In that meeting, the advocates were agreeable to two important amendments that addressed the concerns raised in my prior post: (1) to prevent perpetrators of domestic violence from receiving protections under the bill, and (2) to prevent victims who enter a lease with a protective order in place from being able to terminate the lease unless they are able to demonstrate a safety concern that arises after the lease is signed, such as the perpetrator being released from jail.

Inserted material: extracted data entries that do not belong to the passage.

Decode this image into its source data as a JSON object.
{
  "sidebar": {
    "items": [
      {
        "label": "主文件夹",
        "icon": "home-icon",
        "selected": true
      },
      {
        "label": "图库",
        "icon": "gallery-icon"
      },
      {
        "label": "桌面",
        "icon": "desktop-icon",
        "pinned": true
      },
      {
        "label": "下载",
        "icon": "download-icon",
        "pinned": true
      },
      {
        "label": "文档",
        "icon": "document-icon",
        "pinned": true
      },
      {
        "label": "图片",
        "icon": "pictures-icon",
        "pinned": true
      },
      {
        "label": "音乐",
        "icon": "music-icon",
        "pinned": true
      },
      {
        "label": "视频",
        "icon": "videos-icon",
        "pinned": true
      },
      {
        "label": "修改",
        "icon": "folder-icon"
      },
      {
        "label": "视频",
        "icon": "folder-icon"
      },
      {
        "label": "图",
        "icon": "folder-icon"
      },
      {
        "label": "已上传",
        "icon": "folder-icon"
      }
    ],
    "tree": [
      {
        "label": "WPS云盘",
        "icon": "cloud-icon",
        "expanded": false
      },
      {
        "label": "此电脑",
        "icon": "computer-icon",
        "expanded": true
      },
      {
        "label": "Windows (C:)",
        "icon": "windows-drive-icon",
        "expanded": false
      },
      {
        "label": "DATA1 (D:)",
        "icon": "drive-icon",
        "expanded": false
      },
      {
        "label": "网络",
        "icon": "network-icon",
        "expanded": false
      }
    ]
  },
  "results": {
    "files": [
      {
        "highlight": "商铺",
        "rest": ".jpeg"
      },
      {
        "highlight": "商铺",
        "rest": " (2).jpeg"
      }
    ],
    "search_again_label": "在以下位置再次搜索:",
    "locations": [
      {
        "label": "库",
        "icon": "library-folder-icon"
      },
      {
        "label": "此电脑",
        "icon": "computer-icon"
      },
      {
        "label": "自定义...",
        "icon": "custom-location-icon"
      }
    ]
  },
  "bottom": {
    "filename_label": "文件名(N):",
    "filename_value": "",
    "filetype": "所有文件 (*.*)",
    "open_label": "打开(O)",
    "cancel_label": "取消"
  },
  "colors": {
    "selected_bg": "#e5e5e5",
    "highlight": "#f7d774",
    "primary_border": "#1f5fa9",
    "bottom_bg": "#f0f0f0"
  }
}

Getting to "Yes" on the Lease Termination Issue
The remaining obstacle was the time frame for terminating the lease, which is 30 days. Landlords wanted a longer time frame in order to be assured of some additional rental income. However, the advocates persuasively presented that requiring more than 30 days would, in many cases, effectively eliminate the protections of the bill because the victim would not be able to afford the cost of moving to new housing. The advocates pointed out that, because the bill requires a full protective order, rather than an emergency order, for terminating the lease, the time frame between the act of violence and the entry of the order is lengthened. As a result, the victim, who will need to obtain new housing immediately, will already be paying for her prior housing, plus a deposit and first month’s rent on the new housing, while working to obtain the protective order. Once entered, she will still have to pay another month’s rent on her prior housing under the 30-day notice. If the notice period was extended, many victims simply could not afford the additional payment, and would be more likely to either break the lease and pay nothing to the prior landlord or just stay in the prior housing and risk further abuse.

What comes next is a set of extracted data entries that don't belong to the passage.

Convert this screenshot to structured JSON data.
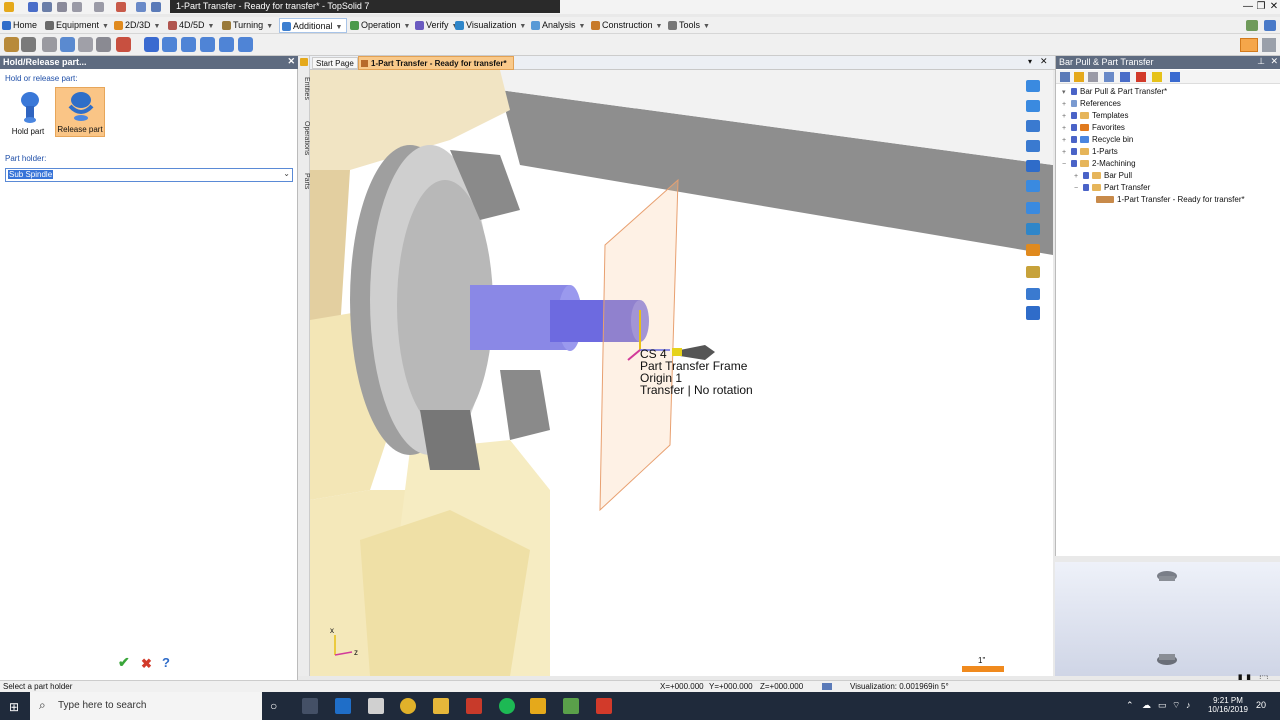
{
  "window": {
    "title": "1-Part Transfer - Ready for transfer* - TopSolid 7"
  },
  "menubar": {
    "items": [
      {
        "label": "Home",
        "color": "#2f6cc9"
      },
      {
        "label": "Equipment",
        "color": "#6a6a6a"
      },
      {
        "label": "2D/3D",
        "color": "#e08a1e"
      },
      {
        "label": "4D/5D",
        "color": "#b0554f"
      },
      {
        "label": "Turning",
        "color": "#9a7a3a"
      },
      {
        "label": "Additional",
        "color": "#3d7fd0"
      },
      {
        "label": "Operation",
        "color": "#4a9a4a"
      },
      {
        "label": "Verify",
        "color": "#6a5ac0"
      },
      {
        "label": "Visualization",
        "color": "#2f86c9"
      },
      {
        "label": "Analysis",
        "color": "#5a9ad6"
      },
      {
        "label": "Construction",
        "color": "#c77a2a"
      },
      {
        "label": "Tools",
        "color": "#777777"
      }
    ]
  },
  "left_panel": {
    "header": "Hold/Release part...",
    "section_label": "Hold or release part:",
    "hold_label": "Hold part",
    "release_label": "Release part",
    "part_holder_label": "Part holder:",
    "part_holder_value": "Sub Spindle"
  },
  "side_tabs": [
    "Entities",
    "Operations",
    "Parts"
  ],
  "doc_tabs": {
    "start": "Start Page",
    "active": "1-Part Transfer - Ready for transfer*"
  },
  "viewport": {
    "annotation": [
      "CS 4",
      "Part Transfer Frame",
      "Origin 1",
      "Transfer | No rotation"
    ],
    "scale_label": "1\"",
    "axis_x": "x",
    "axis_z": "z"
  },
  "right_panel": {
    "header": "Bar Pull & Part Transfer",
    "tree": [
      {
        "label": "Bar Pull & Part Transfer*",
        "level": 0,
        "exp": "▾"
      },
      {
        "label": "References",
        "level": 1,
        "exp": "+"
      },
      {
        "label": "Templates",
        "level": 1,
        "exp": "+"
      },
      {
        "label": "Favorites",
        "level": 1,
        "exp": "+"
      },
      {
        "label": "Recycle bin",
        "level": 1,
        "exp": "+"
      },
      {
        "label": "1-Parts",
        "level": 1,
        "exp": "+"
      },
      {
        "label": "2-Machining",
        "level": 1,
        "exp": "−"
      },
      {
        "label": "Bar Pull",
        "level": 2,
        "exp": "+"
      },
      {
        "label": "Part Transfer",
        "level": 2,
        "exp": "−"
      },
      {
        "label": "1-Part Transfer - Ready for transfer*",
        "level": 3,
        "exp": ""
      }
    ]
  },
  "statusbar": {
    "hint": "Select a part holder",
    "x": "X=+000.000",
    "y": "Y=+000.000",
    "z": "Z=+000.000",
    "visualization": "Visualization: 0.001969in 5°"
  },
  "taskbar": {
    "search_placeholder": "Type here to search",
    "time": "9:21 PM",
    "date": "10/16/2019",
    "notif_count": "20"
  }
}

When presented with these points, in combination with the amendment that prohibits tenants who enter a lease with a protective order already in place from terminating the lease without demonstrating a new safety concern, the leaders of Kentucky’s largest rental housing association, the Apartment Association of Kentucky, voted to support the amended version of the bill. The bill and its amendments can be found here. Their support was vital to the bill going forward, and it has now done so with great success in the House. It will now go to Senate, where it will likely be amended further.
As I stated in my original post, HB 41 contains many important protections for victims of domestic violence:
- The ability to break a lease without penalty on 30 days’ and move to a new unit to put distance and/or anonymity between them and their attacker;
- The ability to be considered as an applicant without regard for the fact that someone made them a victim of violence;
- The ability to remain in their rental home despite it being the location of an act of domestic violence.

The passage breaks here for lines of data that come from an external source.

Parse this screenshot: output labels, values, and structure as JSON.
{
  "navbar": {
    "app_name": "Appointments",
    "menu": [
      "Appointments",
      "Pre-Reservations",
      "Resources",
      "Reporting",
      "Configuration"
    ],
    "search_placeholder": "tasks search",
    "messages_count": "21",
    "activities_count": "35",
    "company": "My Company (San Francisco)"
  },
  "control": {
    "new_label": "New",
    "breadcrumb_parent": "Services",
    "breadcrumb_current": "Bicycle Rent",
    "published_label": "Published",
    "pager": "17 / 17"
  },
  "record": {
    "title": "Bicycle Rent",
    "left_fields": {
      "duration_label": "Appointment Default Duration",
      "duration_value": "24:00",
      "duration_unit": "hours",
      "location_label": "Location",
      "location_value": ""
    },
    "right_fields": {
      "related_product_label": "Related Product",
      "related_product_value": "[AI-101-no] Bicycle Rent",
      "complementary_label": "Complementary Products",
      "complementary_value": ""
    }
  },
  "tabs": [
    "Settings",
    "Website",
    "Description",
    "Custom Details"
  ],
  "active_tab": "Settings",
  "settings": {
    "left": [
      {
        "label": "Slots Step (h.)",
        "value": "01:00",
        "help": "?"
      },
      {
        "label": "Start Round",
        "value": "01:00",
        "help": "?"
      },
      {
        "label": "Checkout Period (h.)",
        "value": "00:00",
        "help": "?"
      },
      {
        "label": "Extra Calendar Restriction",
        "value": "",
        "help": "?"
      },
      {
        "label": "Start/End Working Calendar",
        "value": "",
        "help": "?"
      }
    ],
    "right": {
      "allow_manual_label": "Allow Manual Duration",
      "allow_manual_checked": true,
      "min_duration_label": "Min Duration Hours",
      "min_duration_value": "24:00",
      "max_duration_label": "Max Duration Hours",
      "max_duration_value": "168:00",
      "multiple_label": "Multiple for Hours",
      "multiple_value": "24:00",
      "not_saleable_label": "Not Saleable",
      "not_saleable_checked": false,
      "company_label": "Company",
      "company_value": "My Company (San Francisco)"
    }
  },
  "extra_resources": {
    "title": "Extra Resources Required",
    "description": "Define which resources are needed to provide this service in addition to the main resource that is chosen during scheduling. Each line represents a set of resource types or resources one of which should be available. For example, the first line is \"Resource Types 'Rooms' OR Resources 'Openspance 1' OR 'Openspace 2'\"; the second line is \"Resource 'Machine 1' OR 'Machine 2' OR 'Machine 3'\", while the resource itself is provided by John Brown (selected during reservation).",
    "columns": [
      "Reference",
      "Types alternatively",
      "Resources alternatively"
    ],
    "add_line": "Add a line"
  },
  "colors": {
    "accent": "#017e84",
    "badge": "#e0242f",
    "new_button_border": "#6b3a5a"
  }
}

- The right to have new locks and/or locking mechanisms.
Because I believe in the importance of these protections, and because the proponents of HB 41 demonstrated a willingness to accommodate the legitimate concerns of those in the rental industry, I’m proud to have supported HB 41. I think it is good legislation that will benefit many in our state, hopefully even saving lives, without unreasonably harming landlords. Having now passed the House, it will go to the Senate for consideration. As always, please contact your state Senator to express your thoughts on this bill.